2/6/2007 - Teamwork is not only a pillar of the Kellogg School’s educational philosophy. It is also an indispensable tool for any aspiring executive.

Kim Jeffrey mastered it early.

“When I was six years old,” said Jeffrey during a recent visit to Kellogg, “my teacher wrote at the bottom of my very first report card … ‘Plays well with others.’ Still a pretty good idea.”

Jeffrey, president and chief executive officer of Nestlé Waters North America, spoke on “values-based” leadership with an audience of executive MBA students Feb. 2 in the James L. Allen Center’s Tribune Auditorium. The EMBA Program frequently invites distinguished leaders to share lunch and insights with its students, a gesture that nourishes minds and bodies alike.
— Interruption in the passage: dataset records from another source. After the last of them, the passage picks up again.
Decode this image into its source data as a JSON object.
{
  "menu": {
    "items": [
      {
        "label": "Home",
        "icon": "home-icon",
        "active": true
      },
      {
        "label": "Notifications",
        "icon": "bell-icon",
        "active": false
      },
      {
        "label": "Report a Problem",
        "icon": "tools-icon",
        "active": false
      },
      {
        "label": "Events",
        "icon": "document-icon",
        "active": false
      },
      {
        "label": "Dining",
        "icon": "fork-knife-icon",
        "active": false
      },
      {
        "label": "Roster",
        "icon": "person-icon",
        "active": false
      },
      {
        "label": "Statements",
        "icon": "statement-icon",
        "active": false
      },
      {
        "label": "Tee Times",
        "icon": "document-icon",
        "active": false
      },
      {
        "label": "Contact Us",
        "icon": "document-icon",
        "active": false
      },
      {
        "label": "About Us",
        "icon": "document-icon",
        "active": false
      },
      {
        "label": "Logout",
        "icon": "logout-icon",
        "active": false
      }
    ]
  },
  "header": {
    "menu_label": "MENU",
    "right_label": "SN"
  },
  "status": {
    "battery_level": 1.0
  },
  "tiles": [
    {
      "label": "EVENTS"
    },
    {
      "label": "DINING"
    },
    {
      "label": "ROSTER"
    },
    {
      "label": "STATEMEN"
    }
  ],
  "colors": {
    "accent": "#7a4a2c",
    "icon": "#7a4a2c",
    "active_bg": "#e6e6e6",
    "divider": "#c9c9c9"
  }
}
According to Jeffrey, executives who collaborate well are in high demand. “I have no doubt that what people are looking for today is a little inspired leadership,” he said.

Central to developing that kind of leadership, added Jeffrey, is a cohesive set of company values — something he admitted that his own company lacked when he joined it years ago. “We had a mission statement at that time that was the most meaningless [document] you’ve ever seen,” he said of the statement he helped draft. Since then, the firm has scrapped the original version and created a meaningful one. Jeffrey says a little honest reflection made all the difference in the new statement. “If you believe you’re a human assets-based company, you have to take a step back … and say, ‘What am I doing to inspire my people to greatness every day?’”
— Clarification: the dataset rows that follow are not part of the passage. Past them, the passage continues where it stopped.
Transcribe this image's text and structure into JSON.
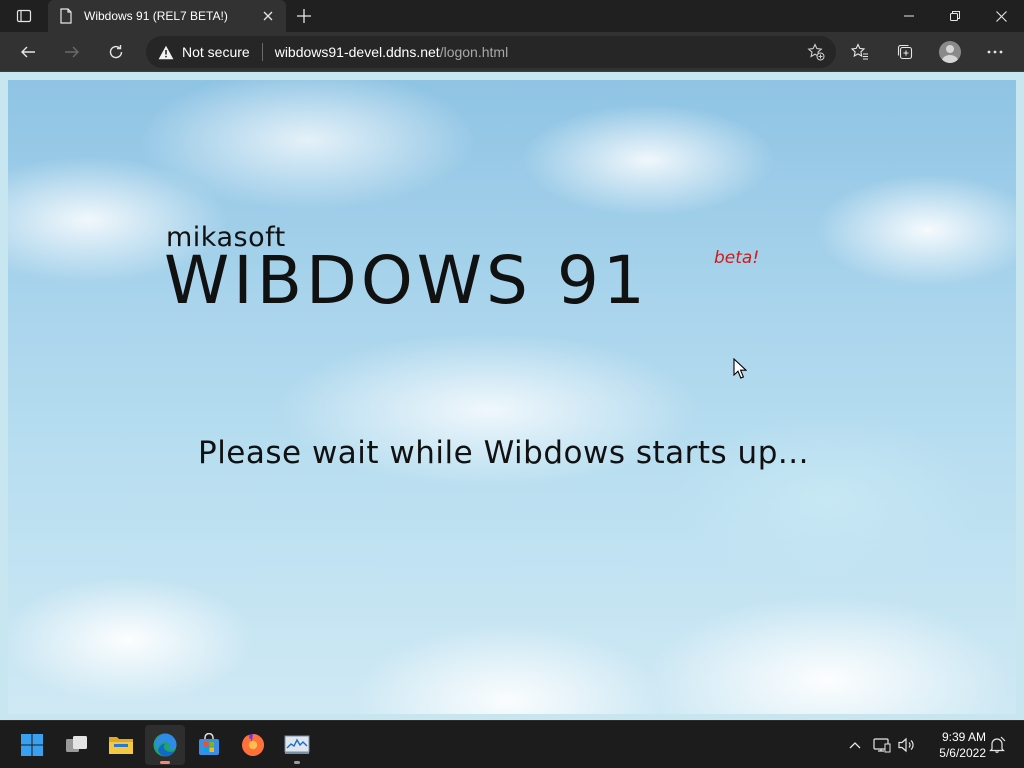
{
  "browser": {
    "tab_title": "Wibdows 91 (REL7 BETA!)",
    "security_label": "Not secure",
    "url_host": "wibdows91-devel.ddns.net",
    "url_path": "/logon.html"
  },
  "page": {
    "company_name": "mikasoft",
    "product_name": "WIBDOWS 91",
    "beta_label": "beta!",
    "status_message": "Please wait while Wibdows starts up...",
    "beta_color": "#d11a1a"
  },
  "taskbar": {
    "apps": [
      "start",
      "task-view",
      "file-explorer",
      "edge",
      "store",
      "firefox",
      "task-manager"
    ],
    "time": "9:39 AM",
    "date": "5/6/2022"
  }
}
Of course, as good as a mission statement may look, its real strength is in its execution. “It’s not about what’s on this piece of paper,” Jeffrey said. “We have moral obligations to the people we lead and the people we serve.” He suggested that taking the time to build trust and rapport with employees can ease all kinds of professional hardships: “If you do this, it’s much easier to have the tough discussions with people.”

A leader who values the team above all else, said Jeffrey, is setting up everyone for success. “If it’s about ‘we’ instead of ‘me,’ we all have a chance to win.”